We have the collaboration program with AZ on EGFR-cMET, very hot target, very exciting, going after multiple tumor types. So we're starting dosing that. And of course, we continue to work on expanding our Actinium supply and manufacturing capabilities. Our in-house manufacturing is up and running, producing clinical doses. At GMP, it has a capacity of 100,000 doses. And we are clear leaders in Actinium supply. So I would say just the breadth of the pipeline and the capabilities. So we will look forward to providing future updates this year and beyond for the investors and shareholders.
So this year, I'll think about a couple of different horizons. Naturally, this year, we're very focused on the continued growth and leadership for PYLARIFY. We believe that has the potential this year to be the first-ever billion-dollar PET radiotracer, which would be an incredibly exciting accomplishment. So we're hopeful that we accomplish that this year. I would also note we continue to focus on the rest of our business, including DEFINITY and ultrasound-enhancing agent approaching $300 million in revenue, grew 14% year-over-year. And so there's still significant growth opportunity there. Mid-stage, we're excited about being the first to file for PNT-2003 for neuroendocrine tumors and the potential to launch that commercially in the mid-2026. Naturally, we expect more data from PNT-2002.

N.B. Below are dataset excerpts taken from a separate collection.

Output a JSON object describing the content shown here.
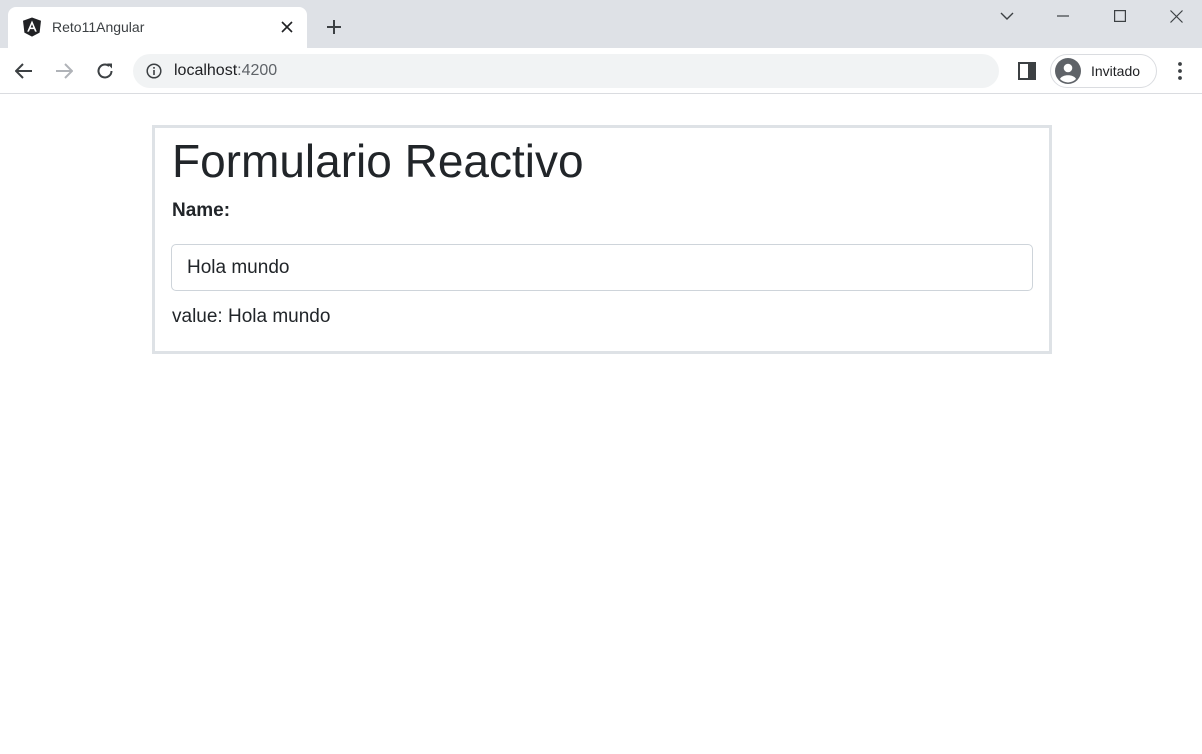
{
  "browser": {
    "tab": {
      "title": "Reto11Angular",
      "favicon": "angular-icon"
    },
    "address": {
      "host": "localhost",
      "port": ":4200"
    },
    "profile": {
      "label": "Invitado"
    }
  },
  "page": {
    "title": "Formulario Reactivo",
    "form": {
      "name_label": "Name:",
      "name_value": "Hola mundo"
    },
    "value_line": "value: Hola mundo"
  }
}
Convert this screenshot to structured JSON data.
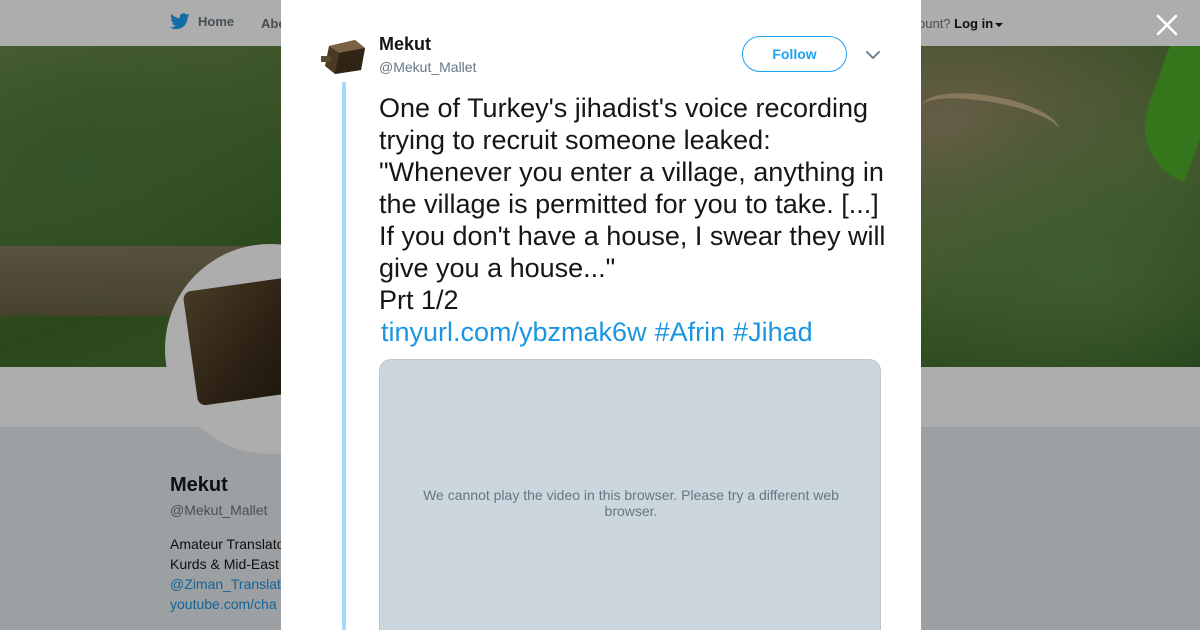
{
  "nav": {
    "home_label": "Home",
    "about_label": "Abo",
    "account_prompt": "ccount?",
    "login_label": "Log in"
  },
  "profile": {
    "name": "Mekut",
    "handle": "@Mekut_Mallet",
    "bio_line1": "Amateur Translato",
    "bio_line2": "Kurds & Mid-East",
    "bio_link": "@Ziman_Translat",
    "bio_youtube": "youtube.com/cha"
  },
  "tweet": {
    "author_name": "Mekut",
    "author_handle": "@Mekut_Mallet",
    "follow_label": "Follow",
    "text": "One of Turkey's jihadist's voice recording trying to recruit someone leaked: \"Whenever you enter a village, anything in the village is permitted for you to take. [...] If you don't have a house, I swear they will give you a house...\"\nPrt 1/2",
    "link_url": "tinyurl.com/ybzmak6w",
    "hashtag_1": "#Afrin",
    "hashtag_2": "#Jihad",
    "video_message": "We cannot play the video in this browser. Please try a different web browser."
  },
  "colors": {
    "twitter_blue": "#1da1f2",
    "link_blue": "#1b95e0",
    "thread_line": "#a4d9f9",
    "video_bg": "#ccd6dd"
  },
  "icons": {
    "brand": "twitter-bird-icon",
    "close": "close-icon",
    "more": "chevron-down-icon"
  }
}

But I'd also note some of our other internal assets, those of which we've licensed, whether it's top-line data or I should say data coming from Perspective later this year for their two lead assets that we license the options to, as well as sharing a regulatory path for MK-6240, our Alzheimer's agent, which we think has a significant opportunity being used in 90+ clinical trials. We generate significant cash. We've got over $700 million on the balance sheet as of the end of last year, generating over $100 million per quarter. We still think there's significant growth in the radiopharmaceutical space for smart partnerships and potentially acquisitions. So we remain active there and look forward to hopefully being able to share, bring in some things across the goal line this year.
Okay. Obviously, a lot of focus on TAMARACK. We've discussed that at length. We'll see the data in prostate in the first half of this year with further updates later this year as rPFS matures. Expansion of vobra duo into other indications, which we'll provide updates very shortly. Clearly, finishing out enrollment in the LORIKEET study of the PD-1 CTLA-4, the lorigerlimab, and the chemo-naïve population in combination with docetaxel, be an important study and having readout either beginning late this year or early next year. We're very excited about the breadth of our pipeline. So starting this first quarter, there will be a study called HEAT that will be starting in patients for neoadjuvant treatment of Gleason 8-10. This is a controlled study of 219 patients through an IST by notable experts in the field based on early data there.
We're very excited about the prospects of our new ADC molecules. So we have a 7-target deal with Synaffix. 2 of the new ADCs will go into the clinic this year, first quarter this year. IND filing in the second half of this year. We'll provide updates very shortly about the target there. And we're now working on targets 3, 4. And this is on top of also our redirected killing DART programs, our collaboration with Gilead on 2 molecules, one which is well known on the CD123 x CD3 and AML, a second molecule in research with them, and additional next-generation pipelines coming from the DART program.
Okay. Great. Thank you all for coming and joining us. Thank you all for watching The Prostate Show.